Ways to Combat Automobile-Related Deaths
But firearms are at the unlikelier end of the spectrum when it comes to the possible causes of automobile accidents. Driver behavior is the biggest factor in the realm of roadway safety, and there are a number of particular actions that can directly contribute to car crashes. For example, texting and multi-tasking mean that a driver’s mind isn’t fully tuned into driving, increasing the risk of accidents.
Displaying aggressive behavior while behind the wheel is another safety-related red flag. Tailgating, speeding, and failing to use a turn signal are a few examples of unsafe and aggressive driving habits. Finally, impaired driving, especially impairment due to alcohol, is one of the biggest preventable causes of roadway fatalities. The Centers for Disease Control and Prevention (CDC) reports that nearly 10,500 people died in 2016 as a result of a motor vehicle crash involving an alcohol-impaired driver. The annual economic cost of automobile accidents involving alcohol is more than $44 billion.

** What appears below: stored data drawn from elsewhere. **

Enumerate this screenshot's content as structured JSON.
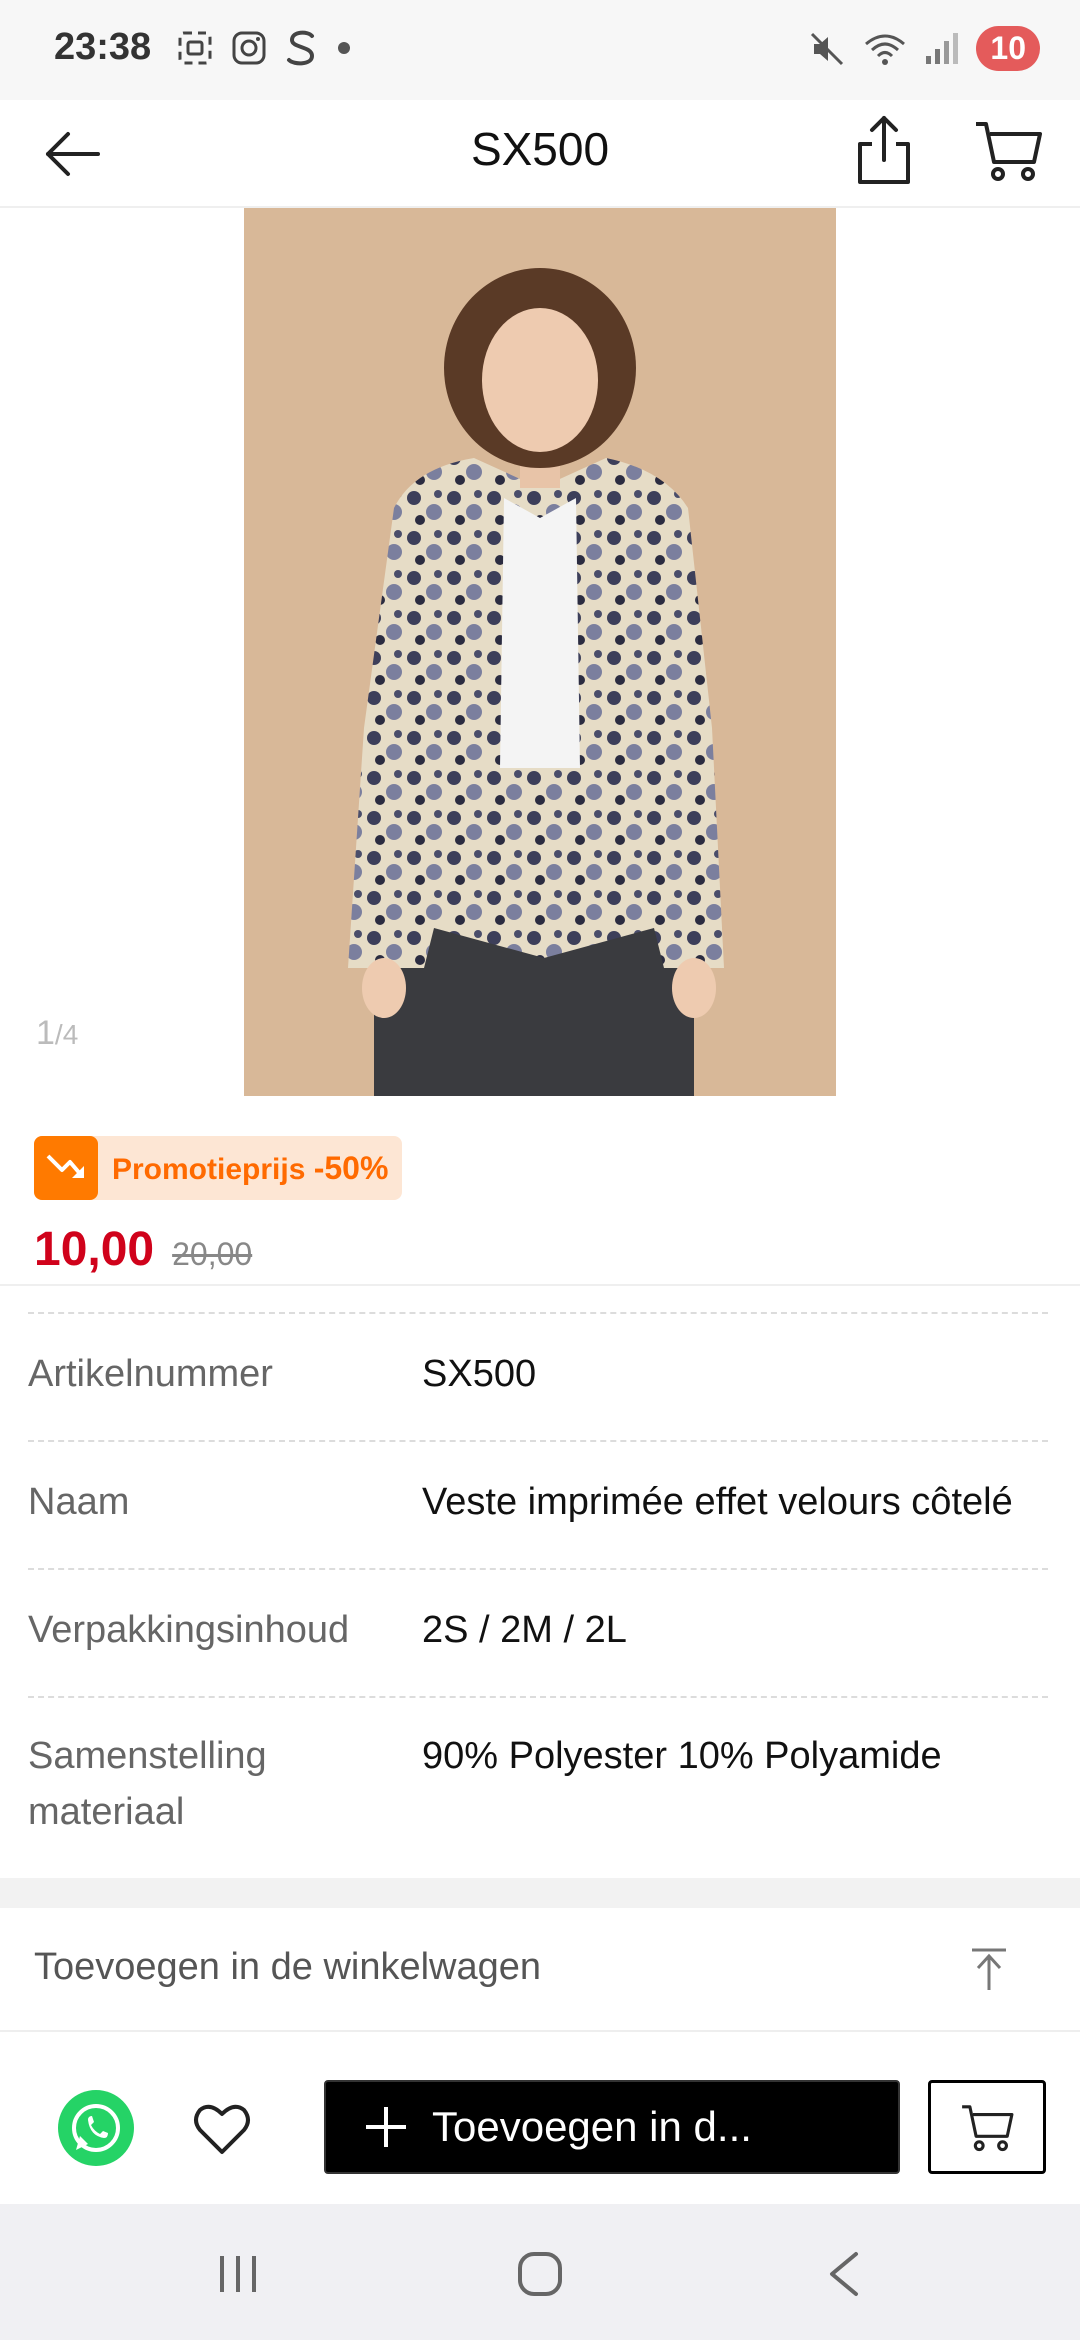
{
  "status_bar": {
    "time": "23:38",
    "battery": "10",
    "icons_left": [
      "screenshot-icon",
      "instagram-icon",
      "s-app-icon",
      "dot-icon"
    ],
    "icons_right": [
      "mute-icon",
      "wifi-icon",
      "signal-icon"
    ]
  },
  "header": {
    "title": "SX500"
  },
  "gallery": {
    "current": "1",
    "total": "/4"
  },
  "promo": {
    "label": "Promotieprijs",
    "discount": "-50%"
  },
  "price": {
    "current": "10,00",
    "original": "20,00"
  },
  "specs": [
    {
      "label": "Artikelnummer",
      "value": "SX500"
    },
    {
      "label": "Naam",
      "value": "Veste imprimée effet velours côtelé"
    },
    {
      "label": "Verpakkingsinhoud",
      "value": "2S / 2M / 2L"
    },
    {
      "label": "Samenstelling materiaal",
      "value": "90% Polyester 10% Polyamide"
    }
  ],
  "add_to_cart_section": {
    "label": "Toevoegen in de winkelwagen"
  },
  "action_bar": {
    "primary_label": "Toevoegen in d..."
  },
  "colors": {
    "price_red": "#d0021b",
    "promo_orange": "#ff6a00",
    "promo_bg": "#fde6d4",
    "whatsapp_green": "#25d366"
  }
}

The issue of alcohol impairment on our nation’s roads is compounded in the wake of our modern alcohol abuse epidemic. Since 2000, alcohol abuse has reportedly increased by 50% in the U.S., and many of those who abuse alcohol end up behind the wheel. Therefore, alcohol awareness campaigns are vital to the reduction of automobile-related deaths throughout the year. When coupled with teen driver awareness courses, transparency regarding in-vehicle firearm regulations, and distracted driving education, we may begin to see a reduction in automobile-related deaths, at both the state and federal levels.